Setelah sekitar 23 tahun hidup, teman-teman sekolah
saya satu per satu mulai menikah, sebagian teman saya yang lain mulai kesal
ketika ditanya “kapan kawin?” oleh keluarganya, dan tidak jarang pula saya
melihat posting-an teman saya yang
sebegitu berharapnya untuk bisa menikah.
Bagi saya, menikah adalah suatu hal yang serius
karena menyangkut sisa hidup saya hingga saya wafat nanti. Banyak akun-akun
yang konon katanya merupakan akun resmi di jejaring-jejaring sosial yang
menurut saya begitu sibuk mengampanyekan “ayo kawin muda!” mulai dari
menggembargemborkan sisi biologis (dalam hal ini pasti perempuan yang salah
karena “jam biologis”), sosial, bahkan agama.
Awalnya saya kurang peduli karena saya merasa
pendidikan dan pekerjaan yang lebih penting dari sekedar membangun keluarga,
saya merasa banyak hal yang harus saya raih sebelum saya harus berbagi
kehidupan dengan orang lain, namun akibat menonton dua buah serial TV yang saya
sukai ceritanya, saya mulai memikirkan bagaimana kalau saya menikah nanti.
Penyebab utama orang menikah, menurut saya, bukan
karena cinta tapi lebih karena tekana sosial yang diterima. Pasti capek lah
kalau setiap bertemu anggota keluarga dan mereka tahu kalau kita belum nikah
lalu terlontar lah pertanyaan “kapan nikah?”, belum lagi melihat satu per satu
teman yang berkeluarga. Sejujurnya saya lebih iri kepada teman yang sukses di bidang
pekerjaan dan pendidikan tapi saya juga gerah dengan pertanyaan “kapan nikah?”.

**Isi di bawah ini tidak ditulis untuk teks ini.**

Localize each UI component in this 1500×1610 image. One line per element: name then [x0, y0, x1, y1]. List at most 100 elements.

Berkat kedua serial TV tersebut saya berpikir bahwa saya ingin berkeluarga
murni atas keinginan bersama (saya dan pasangan saya), bukan karena tekanan
sosial, bukan karena sunnah nabi,
bukan karena masalah jam biologis, bukan karena pahala atau halal atau haram, bukan
karena agar ada yang menurus saya, atau apa pun, tapi murni karena kami memang ingin
hidup bersama sampai Tuhan memisahkan.
Persetan kata mereka yang bilang kalau tidak perlu
mapan untuk menikah. Saya tidak mau anak saya merasa kurang bahagia dan
kebutuhannya tidak sepenuhnya terpenuhi. Saya mau yang terbaik untuk keluarga
saya. Persetan pula yang bilang kalau kita masih bisa menikmati masa muda meski
sudah menikah. Saya ingin membahagiakan diri saya sendiri sebelum saya
membahagiakan orang lain.
Belum lagi pertarungan antara “Ibu yang bekerja” dan
“Ibu rumah tangga”. Bullshit-nya
tidak habis-habis. Sejujurnya saya pribadi belum bisa memutuskan akan jadi ibu
yang mana, yang bekerja atau yang di rumah, semua tergantung keadaan kan? Yang pasti
saya tetap wajib punya penghasilan sendiri. Saya tidak tahu seperti apa rencana
Tuhan, saya tidak tahu sampai kapan pasangan saya bisa menafkahi saya dan
keluarga saya. Saya hanya ingin yang terbaik untuk keluarga saya dan saya tahu
kalau cinta tidak bisa membiayai semuanya.
![]() |
dan nikah model Game of Thrones ini adalah ide yang bagus, mempelainya duduk di Iron Throne. |
Lagi pula, mengapa semua harus terburu-buru? Mengapa
kita harus menghakimi mereka yang memiliki prioritas berbeda dengan kita? Mengapa
semuanya menjadi semacam balapan? Apa pengaruhnya ke hidup kalian?